Libano del Sud, il contributo italiano alla missione UNIFIL per le attività CIMIC. Il grande desiderio della popolazione per la pace e lo sviluppo

Tura (Libano del Sud) – dal nostro inviato. La ricostruzione di un Paese passa anche dal welfare inteso nella sua piu’ ampia accezione: salute, lavoro, istruzione.

Da 12 anni, qui in Libano, non ci sono piu’ guerre con gli antichi nemici di Israele e si pensa al futuro. Un futuro che grazie al grande contributo della missione dei peacekeepers italiani della missione UNIFIL dell’ONU sarà sicuramente migliore.

In UNIFIL, l’Italia svolge, infatti, un ruolo fondamentale in termini non solo di mantenimento della pace, nel rispetto delle varie risoluzioni delle Nazioni Unite, attraverso il controllo della Blue Line con i nostri militari impegnati nel pattugliamento dell’area, ma anche in attività CIMIC (Cooperazione civile e militare).

Un’ambulanza in dotazione al presidio

Un’attività che è stato evidenziato, nei giorni scorsi dal Generale di Brigata, Paolo Fabbri, comandante del settore Ovest di UNIFIL su base Brigata Alpina Julia- Multinational Land Force (MLF) – Operazione Leonte XXIV – nella cerimonia di consegna di un macchinario sanitario al villaggio di Tura. “Il Libano – ha detto il Generale – sta dando molti risultati non solo in termini economici ma anche sociali”.

 

Il Generale di Brigata riceve dal sindaco una targa ricordo

Il Generale è stato informato dalla sua cellula CIMIC che il sindaco del villaggio, Muhammad Haidar aveva espresso la necessità di dotare l’ambulanza del presidio sanitario comunale di un particolare macchinario salvavita, affinchè gli abitanti del villaggio, qualora ne avessero bisogno, potessero essere trasportati all’ospedale di Tiro, percorrendo una ventina di chilometri in piena sicurezza.

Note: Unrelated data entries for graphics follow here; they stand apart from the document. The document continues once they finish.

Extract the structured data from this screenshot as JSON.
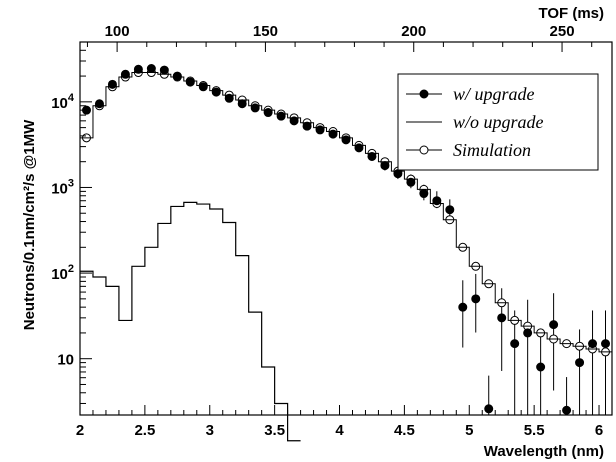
{
  "chart_data": {
    "type": "line",
    "xlabel": "Wavelength (nm)",
    "ylabel": "Neutrons/0.1nm/cm²/s @1MW",
    "top_axis_label": "TOF (ms)",
    "xlim": [
      2.0,
      6.1
    ],
    "ylim": [
      2.2,
      50000
    ],
    "y_scale": "log",
    "x_ticks": [
      2,
      2.5,
      3,
      3.5,
      4,
      4.5,
      5,
      5.5,
      6
    ],
    "x_tick_labels": [
      "2",
      "2.5",
      "3",
      "3.5",
      "4",
      "4.5",
      "5",
      "5.5",
      "6"
    ],
    "y_ticks": [
      10,
      100,
      1000,
      10000
    ],
    "top_ticks": [
      100,
      150,
      200,
      250
    ],
    "top_tick_labels": [
      "100",
      "150",
      "200",
      "250"
    ],
    "top_axis_conversion_wavelength_per_ms": 0.02286,
    "legend_position": "top-right",
    "series": [
      {
        "name": "w/ upgrade",
        "style": "filled-circle",
        "x": [
          2.05,
          2.15,
          2.25,
          2.35,
          2.45,
          2.55,
          2.65,
          2.75,
          2.85,
          2.95,
          3.05,
          3.15,
          3.25,
          3.35,
          3.45,
          3.55,
          3.65,
          3.75,
          3.85,
          3.95,
          4.05,
          4.15,
          4.25,
          4.35,
          4.45,
          4.55,
          4.65,
          4.75,
          4.85,
          4.95,
          5.05,
          5.15,
          5.25,
          5.35,
          5.45,
          5.55,
          5.65,
          5.75,
          5.85,
          5.95,
          6.05
        ],
        "y": [
          8000,
          9500,
          16000,
          21000,
          24000,
          24500,
          23500,
          20000,
          17000,
          15000,
          13000,
          11000,
          9500,
          8500,
          7500,
          6800,
          6000,
          5200,
          4700,
          4200,
          3600,
          2900,
          2300,
          1800,
          1450,
          1150,
          850,
          700,
          550,
          40,
          50,
          2.6,
          30,
          15,
          20,
          8,
          25,
          2.5,
          9,
          15,
          15
        ]
      },
      {
        "name": "w/o upgrade",
        "style": "step",
        "x": [
          2.05,
          2.15,
          2.25,
          2.35,
          2.45,
          2.55,
          2.65,
          2.75,
          2.85,
          2.95,
          3.05,
          3.15,
          3.25,
          3.35,
          3.45,
          3.55,
          3.65
        ],
        "y": [
          105,
          90,
          70,
          28,
          120,
          200,
          380,
          600,
          670,
          640,
          560,
          390,
          160,
          35,
          8,
          3,
          1
        ]
      },
      {
        "name": "Simulation",
        "style": "open-circle",
        "x": [
          2.05,
          2.15,
          2.25,
          2.35,
          2.45,
          2.55,
          2.65,
          2.75,
          2.85,
          2.95,
          3.05,
          3.15,
          3.25,
          3.35,
          3.45,
          3.55,
          3.65,
          3.75,
          3.85,
          3.95,
          4.05,
          4.15,
          4.25,
          4.35,
          4.45,
          4.55,
          4.65,
          4.75,
          4.85,
          4.95,
          5.05,
          5.15,
          5.25,
          5.35,
          5.45,
          5.55,
          5.65,
          5.75,
          5.85,
          5.95,
          6.05
        ],
        "y": [
          3800,
          9000,
          15000,
          19500,
          22000,
          22000,
          21000,
          19500,
          17500,
          15500,
          13500,
          12000,
          10500,
          9000,
          8000,
          7200,
          6500,
          5700,
          5000,
          4500,
          3800,
          3100,
          2500,
          2000,
          1550,
          1250,
          950,
          650,
          420,
          200,
          120,
          75,
          45,
          28,
          24,
          20,
          17,
          15,
          14,
          13,
          12
        ]
      }
    ]
  }
}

E così, grazie al contributo dell’Associazione Nazionale Alpini (ANA) della sezione di Vicenza è stato possibile avere la strumentazione.

La strumentazione sanitaria donata dall’ANA sezione di Vicenza

“Veniamo dalle montagne – ha detto il Generale Fabbri, intervenendo alla cerimonia di consegna della strumentazione sanitaria – e da contingente militare sappiamo come dare assistenza”.

L’Italia, sempre grazie all’attività CIMIC, sta lavorando per il completamento della costruzione dell’ambulatorio medico che lo stesso comandante della Julia ha avuto modo di visitare.

“Nel giro di due mesi – ha detto a Report Difesa, il sindaco di Tura – potremo iniziare a ricevere i primi pazienti (da una trentina in su’) non solo di questo villaggio ma anche di quelli vicini. Saranno curate sia patologie piu’ gravi che quelle meno gravi”.

Sarà un ambulatorio prettamente municipale. Ma il primo cittadino sta lavorando per avere un sostegno economico dal Governo nazionale.

In un Paese dove la sanità è privatizzata, non tutti riescono ad avere uguale accesso alle cure. Per questo, ha aggiunto il sindaco “noi aiutiamo chi ne ha bisogno, fornendo loro farmaci gratuiti”.

In questo processo di welfare interviene anche la comunità religiosa. Qui ci troviamo in una zona sciita. E gli imam che hanno partecipato alla cerimonia, al termine, parlando con il nostro giornale, hanno evidenziato il ruolo che ha il Consiglio Supremo Musulmano. Il quale fornisce assistenza sociale a supporto della popolazione, finanziando anche economicamente gli orfani.

I libanesi, ribadiscono i rappresentanti della comunità religiosa locale, hanno ormai estremamente bisogno di tornare ad una vita normale. Di restare attaccati alla propria terra.

Sono un popolo che nella storia ha vissuto troppe guerre. Ed oggi intende tornare agli antichi fasti, propri di una cultura che risale al XXI secolo a.C.

E se la politica riuscirà a mettere da parte le divisioni ed il libanesi potranno tenersi lontani dalle pressioni di Paesi territorialmente e religiosamente vicini (leggi Iran) forse la strada verso la stabilizzazione sarà stata tracciata e lo sviluppo sarà possibile.